De activiteitsniveau ligt hoog: ze lijken voortdurend in beweging te zijn. Op 3- jarige leeftijd ligt het
activiteitsniveau zelfs hoger dan tijdens elke andere periode in het leven ook. De algemene fysieke
behendigheid van kleuters neemt toe naarmate ze ouder worden.
Er bestaan wel belangrijke verschillen.
- Sommige verschillen komen voort uit het aangeboren temperament: kinderen die in babytijd
ongewoon actief zijn, zijn dat in peuter en kleutertijd meestal ook. En kinderen die relatief kalm
waren, blijven meestal ook zo.
- Genen spelen ook een belangrijke rol: activiteitsniveau van eeneiige tweelingen vertoont meestal
meer overeenkomsten dan dat van twee- eiige tweelingen.
- Omgevingsfactoren: opvoedingsstijl, en algemener de opvattingen van een bepaalde cultuur over
wat gepast en ongepast gedrag is.
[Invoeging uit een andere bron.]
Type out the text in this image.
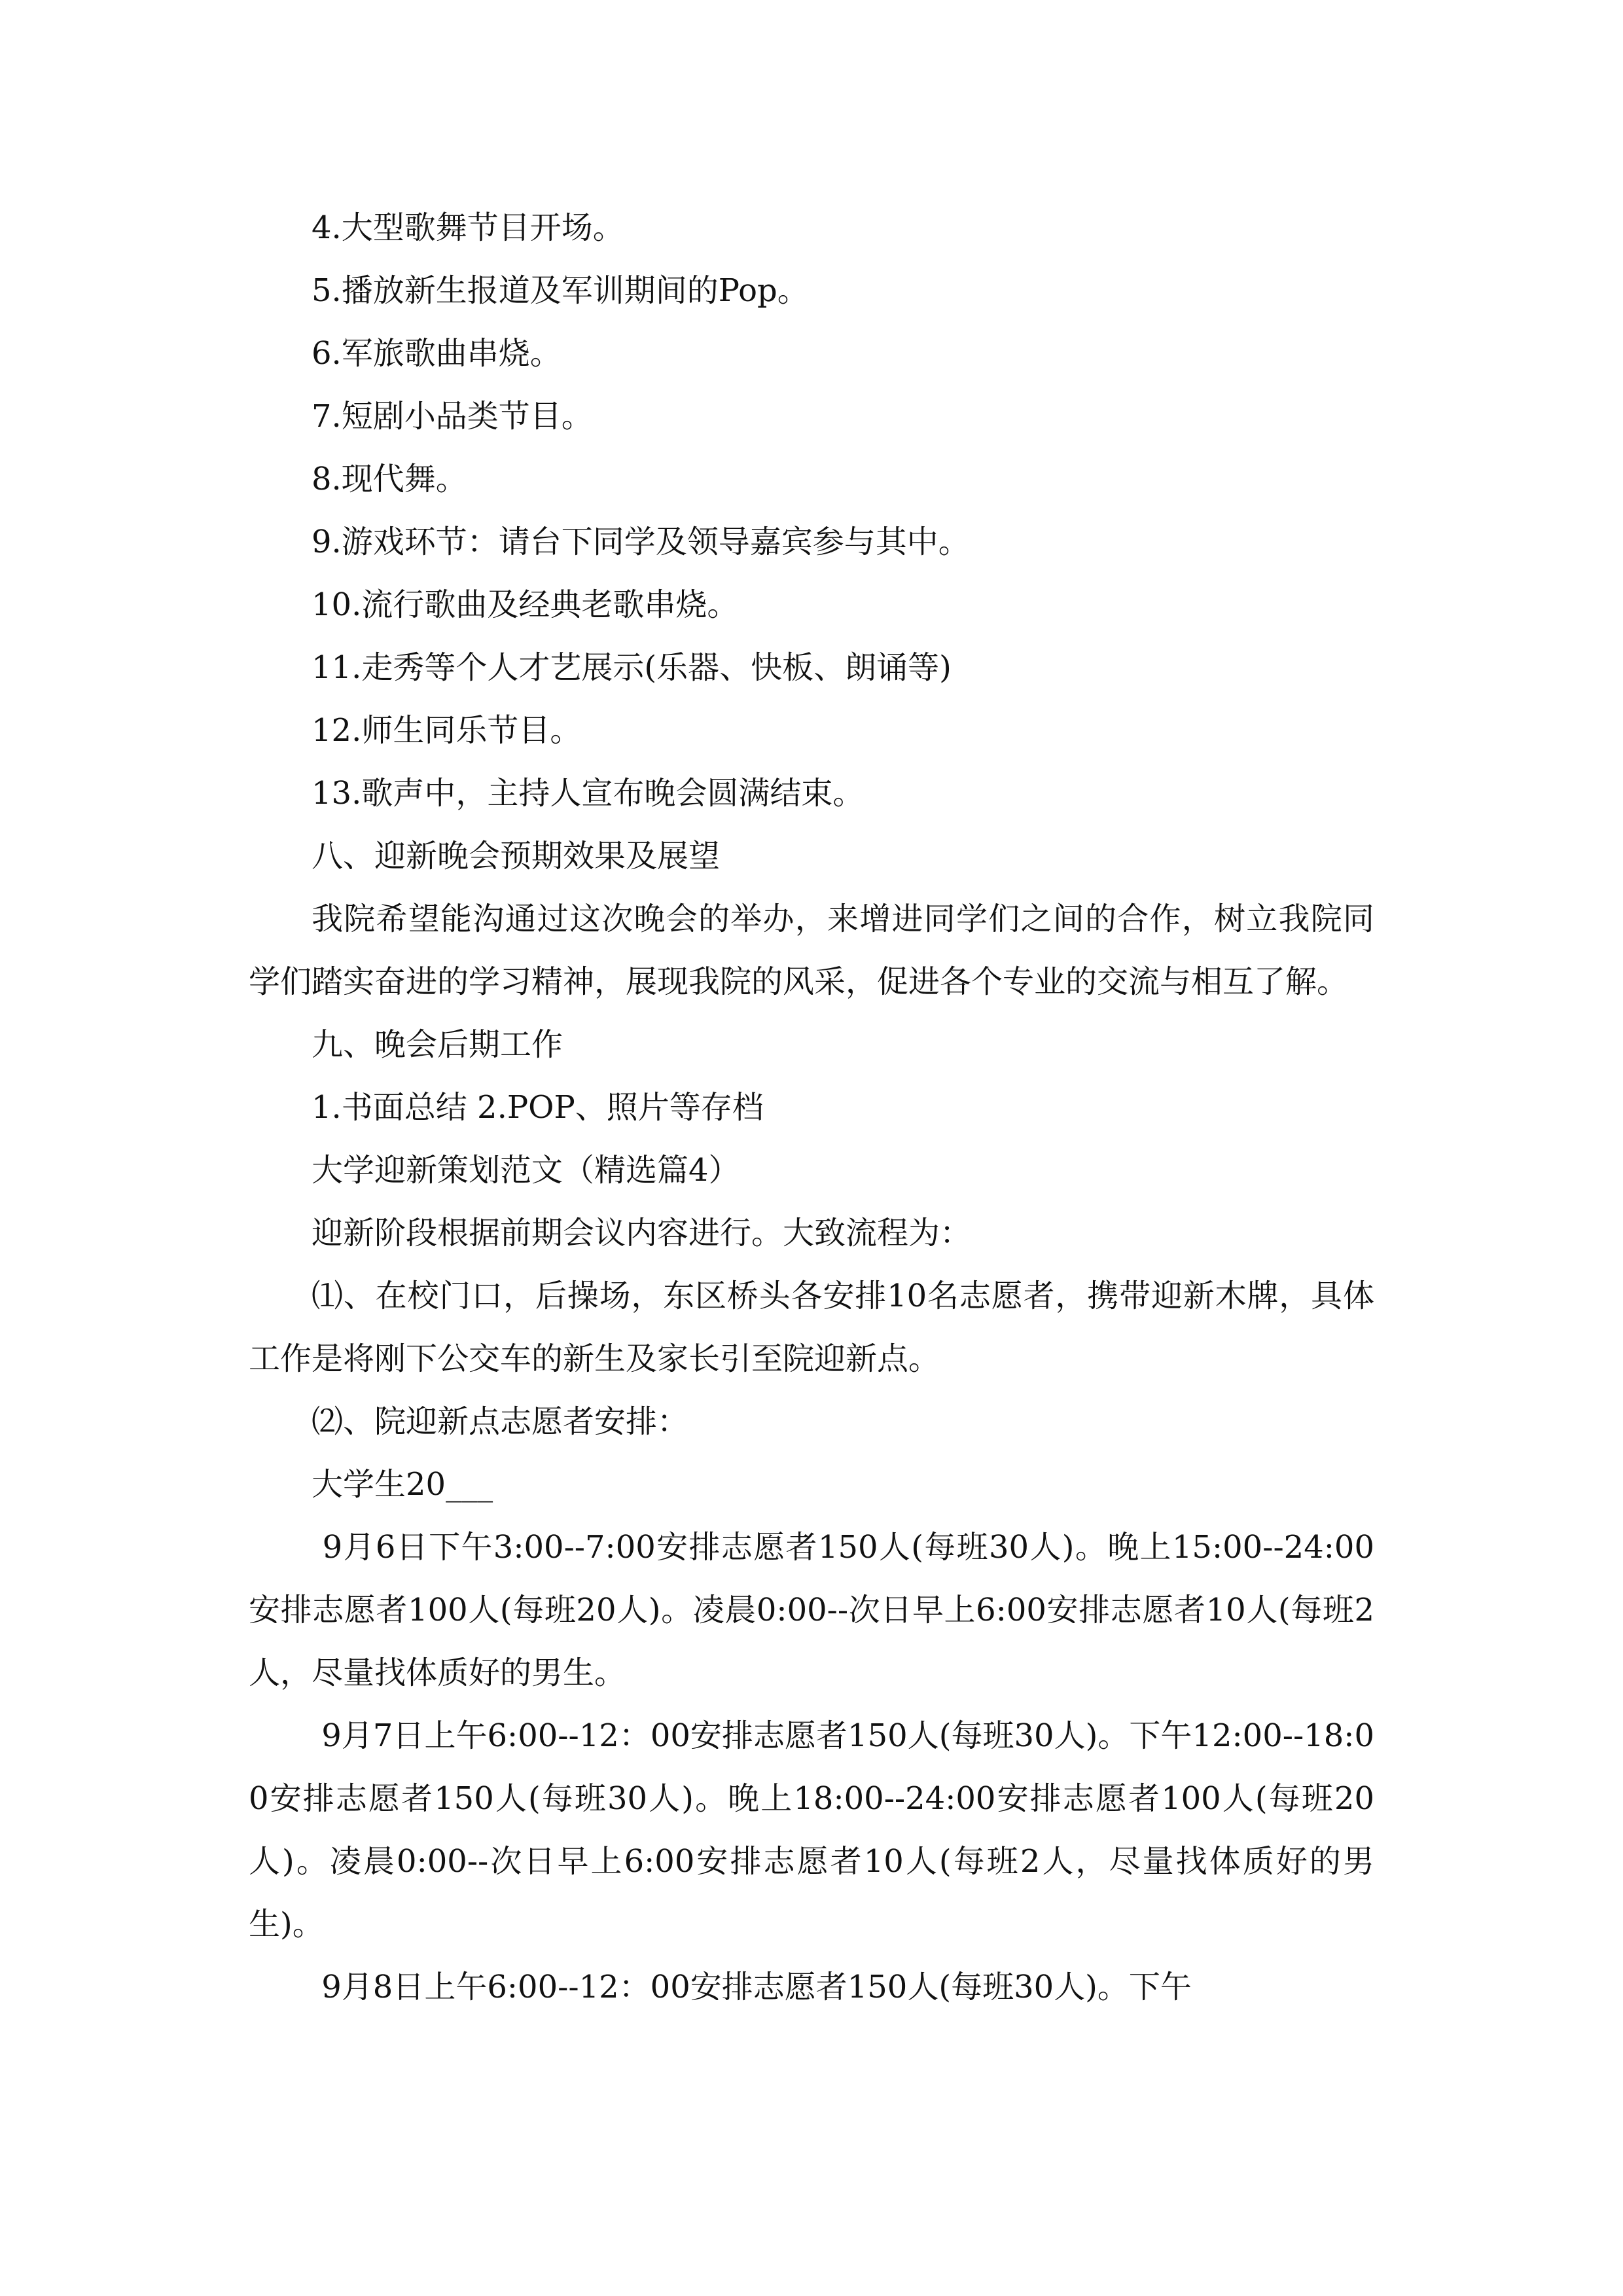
4.大型歌舞节目开场。

5.播放新生报道及军训期间的Pop。

6.军旅歌曲串烧。

7.短剧小品类节目。

8.现代舞。

9.游戏环节：请台下同学及领导嘉宾参与其中。

10.流行歌曲及经典老歌串烧。

11.走秀等个人才艺展示(乐器、快板、朗诵等)

12.师生同乐节目。

13.歌声中，主持人宣布晚会圆满结束。

八、迎新晚会预期效果及展望

我院希望能沟通过这次晚会的举办，来增进同学们之间的合作，树立我院同学们踏实奋进的学习精神，展现我院的风采，促进各个专业的交流与相互了解。

九、晚会后期工作

1.书面总结 2.POP、照片等存档

大学迎新策划范文（精选篇4）

迎新阶段根据前期会议内容进行。大致流程为：

⑴、在校门口，后操场，东区桥头各安排10名志愿者，携带迎新木牌，具体工作是将刚下公交车的新生及家长引至院迎新点。

⑵、院迎新点志愿者安排：

大学生20___

9月6日下午3:00--7:00安排志愿者150人(每班30人)。晚上15:00--24:00安排志愿者100人(每班20人)。凌晨0:00--次日早上6:00安排志愿者10人(每班2人，尽量找体质好的男生。

9月7日上午6:00--12：00安排志愿者150人(每班30人)。下午12:00--18:00安排志愿者150人(每班30人)。晚上18:00--24:00安排志愿者100人(每班20人)。凌晨0:00--次日早上6:00安排志愿者10人(每班2人，尽量找体质好的男生)。

9月8日上午6:00--12：00安排志愿者150人(每班30人)。下午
In sommige culturen mogen kinderen vrij wild spelen, terwijl
andere culturen veel restrictiever zijn in bijvoorbeeld het geluid dat zij al spelend mogen maken.
Uiteindelijk is het de combinatie van omgevingsfactoren en genetische factoren hoe actief een
kind precies zal worden.
- Genderverschillen: dit komt omdat jongens doorgaans gemiddeld sterker zijn dan meisjes.
→ Jongens kunnen bijvoorbeeld verder gooien en hoger springen. Het activiteitsniveau van
jongens is ook hoger.
→ Maar meisjes zijn beter dan jongens in activiteiten waarvoor de coördinatie van armen en
benen nodig is. zij kunnen op 5- jarige leeftijd beter op 1 voet balanceren.
→ Gender wordt steeds bepalender voor het soort activiteiten dat de maatschappij acceptabel
vindt voor meisjes en voor jongens.
Fijnmotorische ontwikkeling:
- 3 jaar: knippen, eenvoudig puzzelen, ...
- 4 jaar: vouwen, schrijven, kragen rijgen, ...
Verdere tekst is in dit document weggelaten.